Regions that fit that description are found in the southern deserts of Arizona, the central valley and southern portions of California, southern Nevada, southern Utah southern New Mexico, western Texas, and northern and Pacific coastal areas of Mexico (Figure 2). Some areas have been identified in Central and South America as well.

Within endemic regions, however, the distribution in the soil is not uniform so that disruption of certain areas is more likely than others to result in aerosolizing arthroconidia. Infection occurs after inhaling arthroconidia that have developed in the soil, therefore, virtually all infections are associated with exposure to one of these endemic regions.

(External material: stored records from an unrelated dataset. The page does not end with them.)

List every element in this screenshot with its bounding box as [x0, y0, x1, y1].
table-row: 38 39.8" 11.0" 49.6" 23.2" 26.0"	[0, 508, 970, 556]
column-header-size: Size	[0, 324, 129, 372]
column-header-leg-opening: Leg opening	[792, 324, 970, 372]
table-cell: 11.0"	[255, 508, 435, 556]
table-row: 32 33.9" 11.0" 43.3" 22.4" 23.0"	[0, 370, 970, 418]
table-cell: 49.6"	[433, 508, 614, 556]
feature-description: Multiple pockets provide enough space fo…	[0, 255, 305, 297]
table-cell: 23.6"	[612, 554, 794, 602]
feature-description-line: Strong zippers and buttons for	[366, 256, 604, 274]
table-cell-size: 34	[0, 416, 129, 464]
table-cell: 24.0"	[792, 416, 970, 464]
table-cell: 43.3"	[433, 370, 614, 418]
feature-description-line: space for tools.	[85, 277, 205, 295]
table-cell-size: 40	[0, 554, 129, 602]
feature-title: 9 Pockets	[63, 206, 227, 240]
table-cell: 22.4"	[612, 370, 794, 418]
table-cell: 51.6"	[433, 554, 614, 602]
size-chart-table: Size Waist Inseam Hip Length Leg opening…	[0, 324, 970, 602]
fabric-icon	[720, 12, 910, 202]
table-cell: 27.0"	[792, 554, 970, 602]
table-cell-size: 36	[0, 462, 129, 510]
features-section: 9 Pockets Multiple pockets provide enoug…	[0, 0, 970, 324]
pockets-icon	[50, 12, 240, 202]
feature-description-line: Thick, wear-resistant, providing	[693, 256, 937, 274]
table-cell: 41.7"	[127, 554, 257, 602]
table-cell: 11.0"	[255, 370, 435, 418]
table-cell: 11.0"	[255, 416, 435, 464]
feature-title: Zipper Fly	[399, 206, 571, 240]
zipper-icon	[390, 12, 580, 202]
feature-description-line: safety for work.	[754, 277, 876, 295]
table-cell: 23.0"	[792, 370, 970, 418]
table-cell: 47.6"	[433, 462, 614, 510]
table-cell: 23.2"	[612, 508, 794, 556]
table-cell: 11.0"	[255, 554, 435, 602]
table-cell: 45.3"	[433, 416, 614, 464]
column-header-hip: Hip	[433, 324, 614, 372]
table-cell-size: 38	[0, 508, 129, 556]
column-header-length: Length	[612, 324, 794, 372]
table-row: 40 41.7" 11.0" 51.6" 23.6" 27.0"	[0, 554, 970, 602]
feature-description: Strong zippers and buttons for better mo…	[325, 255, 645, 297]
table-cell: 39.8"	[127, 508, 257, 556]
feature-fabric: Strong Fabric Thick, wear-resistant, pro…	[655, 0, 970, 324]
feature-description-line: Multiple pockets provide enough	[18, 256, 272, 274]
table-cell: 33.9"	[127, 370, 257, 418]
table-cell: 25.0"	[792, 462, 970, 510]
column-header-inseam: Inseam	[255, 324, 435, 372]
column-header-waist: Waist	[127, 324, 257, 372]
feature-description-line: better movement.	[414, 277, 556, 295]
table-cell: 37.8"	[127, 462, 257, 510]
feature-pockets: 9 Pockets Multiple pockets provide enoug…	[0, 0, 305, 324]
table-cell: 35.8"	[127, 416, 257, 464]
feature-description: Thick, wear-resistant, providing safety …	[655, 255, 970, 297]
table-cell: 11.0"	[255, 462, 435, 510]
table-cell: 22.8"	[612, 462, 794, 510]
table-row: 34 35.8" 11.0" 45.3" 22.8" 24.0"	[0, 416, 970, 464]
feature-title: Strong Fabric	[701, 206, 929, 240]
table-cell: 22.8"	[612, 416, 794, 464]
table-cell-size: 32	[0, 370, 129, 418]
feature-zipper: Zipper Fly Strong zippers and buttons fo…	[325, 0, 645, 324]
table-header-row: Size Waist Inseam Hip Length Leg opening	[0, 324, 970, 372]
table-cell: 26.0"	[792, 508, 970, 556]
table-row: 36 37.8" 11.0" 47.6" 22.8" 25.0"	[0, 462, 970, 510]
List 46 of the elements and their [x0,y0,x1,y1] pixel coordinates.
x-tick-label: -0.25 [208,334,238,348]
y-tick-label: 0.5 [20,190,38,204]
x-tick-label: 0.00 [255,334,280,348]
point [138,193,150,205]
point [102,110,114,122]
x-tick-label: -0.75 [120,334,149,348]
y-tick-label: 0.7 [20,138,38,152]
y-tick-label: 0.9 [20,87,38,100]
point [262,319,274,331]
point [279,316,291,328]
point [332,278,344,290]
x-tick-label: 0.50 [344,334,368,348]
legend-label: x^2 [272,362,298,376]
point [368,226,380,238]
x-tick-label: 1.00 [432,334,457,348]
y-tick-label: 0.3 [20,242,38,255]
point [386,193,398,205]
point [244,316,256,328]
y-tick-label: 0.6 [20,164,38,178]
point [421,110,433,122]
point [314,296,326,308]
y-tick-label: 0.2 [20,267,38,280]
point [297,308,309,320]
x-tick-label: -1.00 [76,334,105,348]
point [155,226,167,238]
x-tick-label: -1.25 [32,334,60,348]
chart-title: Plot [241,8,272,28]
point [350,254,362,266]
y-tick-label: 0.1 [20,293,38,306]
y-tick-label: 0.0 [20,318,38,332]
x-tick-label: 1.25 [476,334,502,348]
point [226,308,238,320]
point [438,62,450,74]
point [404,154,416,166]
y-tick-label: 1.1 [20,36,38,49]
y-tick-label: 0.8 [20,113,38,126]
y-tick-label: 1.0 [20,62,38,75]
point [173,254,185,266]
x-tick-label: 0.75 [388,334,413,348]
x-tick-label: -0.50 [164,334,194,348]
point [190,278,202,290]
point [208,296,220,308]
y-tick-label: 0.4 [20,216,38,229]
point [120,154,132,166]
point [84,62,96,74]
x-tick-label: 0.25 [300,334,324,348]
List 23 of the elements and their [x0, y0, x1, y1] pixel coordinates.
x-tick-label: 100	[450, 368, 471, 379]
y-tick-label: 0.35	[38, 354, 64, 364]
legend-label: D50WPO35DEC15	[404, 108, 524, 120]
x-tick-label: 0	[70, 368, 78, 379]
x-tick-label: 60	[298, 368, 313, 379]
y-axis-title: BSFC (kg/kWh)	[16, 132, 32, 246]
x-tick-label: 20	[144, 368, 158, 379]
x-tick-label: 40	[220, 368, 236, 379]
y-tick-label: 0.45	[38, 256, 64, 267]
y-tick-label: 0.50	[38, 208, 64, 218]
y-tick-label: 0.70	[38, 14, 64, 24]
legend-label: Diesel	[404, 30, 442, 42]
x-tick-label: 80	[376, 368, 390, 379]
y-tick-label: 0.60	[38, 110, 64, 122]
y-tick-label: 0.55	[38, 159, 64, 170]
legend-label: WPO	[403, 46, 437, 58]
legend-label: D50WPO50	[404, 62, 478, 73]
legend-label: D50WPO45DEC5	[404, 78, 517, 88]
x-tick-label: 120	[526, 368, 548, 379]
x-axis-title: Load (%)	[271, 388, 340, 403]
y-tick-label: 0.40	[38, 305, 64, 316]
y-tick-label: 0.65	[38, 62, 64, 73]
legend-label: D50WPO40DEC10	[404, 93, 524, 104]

Very rarely, dirt which contains arthroconidia carried from the endemic region has been the source of infection elsewhere. Infection resulting from respiratory exposure to an infected patient has never been reported. Peak infection rates occur during the driest periods of the year. In southern Arizona this is the early summer and late fall whereas in central California it is a single season lasting throughout the summer.

Spectrum of disease

The majority of patients may not seek medical attention because the illness is very mild or asymptomatic. Of persons that do suffer clinical illness, the symptoms are primarily respiratory and overlap substantially with many other causes of pulmonary infection. Approximately 5 - 10% of infections result in pulmonary sequelae and less than 1% result in spread of infection outside of the lungs to cause lesions in the skin, bones, joints, meninges, or virtually any other organ or tissue in the body. These complications produce a great deal of chronic morbidity and a greater concern is the impact of infection in its nonlethal morbidity form.

Current therapies

Many infections require no treatment, but patients who need treatment often have problems that are difficult to control. Amphotericin B is only effective if administered parenterally and usually is associated with significant side-effects and toxicities. Initially, despite these drawbacks, in the most rapidly progressive infections, amphotericin B remains the preferred treatment. For many patients with chronic infections, there is growing reliance on orally administered azole antifungals such as ketoconazole, fluconazole, or itraconazole. Typically, treatment is administered for many months to years. When therapy is discontinued after the apparent successful control of disease, a relapse of infection occurs in approximately one-third of patients. Thus, some patients may need lifelong therapy for control. Patients with deficiencies in cellular immunity or those with coccidioidal meningitis are most likely to need prolonged therapy.